You guys know I like Chromebooks. I've lately been intentional on using only my then-only Samsung Chromebook Series 3 (the original "cheap" Chromebook, with the ARM processor) as my only personal computer. It's worked well, but it is aging and some of the track pad coating is now starting to flake off. It's served me well, but was time for something else. So our 8 year old daughter inherited it and I bought me an Acer R11 from Best Buy on Black Friday for $199. This is a convertible Chromebook (the screen rotates through 360 degrees, so you can use it as a laptop or as a tablet) and I've been enjoying it quite a lot. It's currently one of only three Chromebooks that support Android apps on the stable channel (with a much broader model list supporting Android apps coming in early 2017). I must say, I'm pleasantly surprised at how well it works. It apparently has enough motion sensors so that I can run games like Xplane on it and be able to control the yoke by rotating and tilting it when in tablet mode.

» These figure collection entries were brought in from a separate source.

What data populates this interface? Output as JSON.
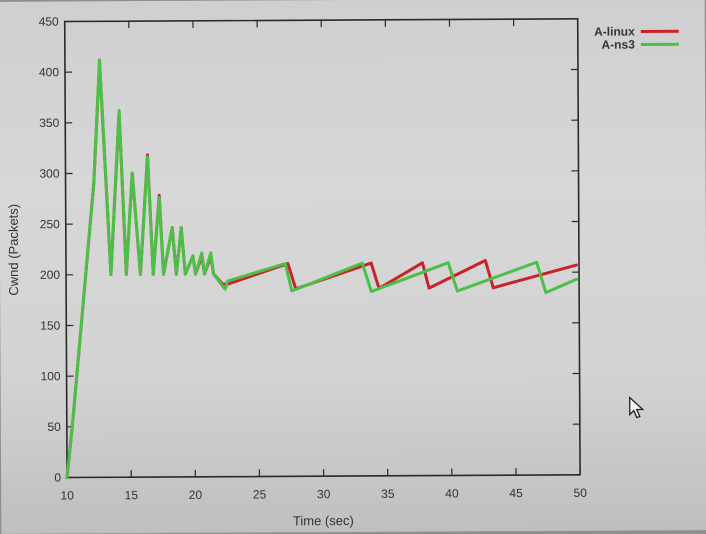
{
  "chart_data": {
    "type": "line",
    "title": "",
    "xlabel": "Time (sec)",
    "ylabel": "Cwnd (Packets)",
    "xlim": [
      10,
      50
    ],
    "ylim": [
      0,
      450
    ],
    "xticks": [
      10,
      15,
      20,
      25,
      30,
      35,
      40,
      45,
      50
    ],
    "yticks": [
      0,
      50,
      100,
      150,
      200,
      250,
      300,
      350,
      400,
      450
    ],
    "legend_position": "top-right",
    "series": [
      {
        "name": "A-linux",
        "color": "#c8232c",
        "x": [
          10,
          10.5,
          12.2,
          12.7,
          13.5,
          14.2,
          14.7,
          15.2,
          15.8,
          16.4,
          16.8,
          17.3,
          17.6,
          18.3,
          18.6,
          19.0,
          19.3,
          19.9,
          20.1,
          20.6,
          20.8,
          21.3,
          21.5,
          22.2,
          22.6,
          27.3,
          27.9,
          33.8,
          34.4,
          37.8,
          38.3,
          42.7,
          43.3,
          49.8
        ],
        "y": [
          0,
          60,
          290,
          410,
          200,
          360,
          200,
          300,
          200,
          318,
          200,
          278,
          200,
          246,
          200,
          246,
          200,
          218,
          200,
          218,
          200,
          218,
          200,
          190,
          190,
          210,
          185,
          210,
          185,
          210,
          185,
          212,
          185,
          207
        ]
      },
      {
        "name": "A-ns3",
        "color": "#4cbf47",
        "x": [
          10,
          10.5,
          12.2,
          12.7,
          13.5,
          14.2,
          14.7,
          15.2,
          15.8,
          16.4,
          16.8,
          17.3,
          17.6,
          18.3,
          18.6,
          19.0,
          19.3,
          19.9,
          20.1,
          20.6,
          20.8,
          21.3,
          21.5,
          22.4,
          22.6,
          27.1,
          27.6,
          33.1,
          33.8,
          39.8,
          40.5,
          46.7,
          47.4,
          49.8
        ],
        "y": [
          0,
          60,
          290,
          412,
          200,
          362,
          200,
          300,
          200,
          316,
          200,
          276,
          200,
          246,
          200,
          246,
          200,
          218,
          200,
          221,
          200,
          221,
          200,
          185,
          193,
          210,
          183,
          210,
          182,
          210,
          182,
          210,
          180,
          193
        ]
      }
    ]
  }
}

It has the standard entry level laptop display resolution of 1366x768, but it has what most entry level Chromebooks do not: a very bright IPS display with some type of glass on the front (to support touch). Most entry- and mid-level Chromebooks use a TN display with a dullish matte finish on it. Despite the nominal resolution, this display looks like a 4K screen next to others in its price range. I've found the glass surface to be very smooth for things like scrolling webpages by touch and pinching to zoom, etc. It doesn't attract fingerprints or smudges, either.
Performance is good. It has a fanless Celeron N3060 processor with 4 GB of RAM. Predictably, there is no trouble at all with any multimedia -- it streams HD YouTube videos like a champ. I'm not a liberal user of Chrome tabs -- I never have more than 4 or 5 open at a time -- and I've not been slowed down by even the old Samsung, at least in terms of being able to handle multiple tabs at once (though it is slow loading graphics-intensive web pages). This Acer rips through what used to slow the Samsung down with ease. The keyboard is excellent -- just enough room to type without being overly large or small. Trackpad performance is okay. The quality of the physical click is great, but it doesn't seem to be all that precise when tracking your finger. It's good enough for sure, but I think it could be a little better.
It's white in color, and I don't care for that. Acer does sell a "commercial/office" model that is black. It sells for $299 in a similar configuration, and the regular price of the consumer R11 is $279. The commercial version also has a quad-core N3160 processor (vice the dual-core N3060 the consumer version has), so if not buying on sale, the C738t model (as the commerical one is called) is easily the better choice for me. I'll gladly have the $100 savings, though, having bought this on Black Friday. This particular one also doesn't seem to extend or mirror the display through HDMI correctly. My Samsung and my daughter's school-issued Acer C720 does it with ease, but this one will blip the screen once or twice, and a picture will sometimes appear on the desk monitor, but not always. I will either exchange for a different one through Best Buy or contact Acer for warranty guidance on it. That's not a huge factor for me, but it should work...and this particular one seems a little flaky in that regard.
Otherwise, and assuming that's just a hardware bug on this particular model, I really like this little thing -- especially for 200 bucks. Outside my company-provided laptop, I haven't used Windows for personal productivity for a long time. We do keep all of our personal budgeting files on Microsoft OneDrive, however, and I still connect to that with the Chromebook and use Excel Online for updating those files. The cloud, obviously, is what these Chromebooks live for and, used within their design intent, they work wonderfully.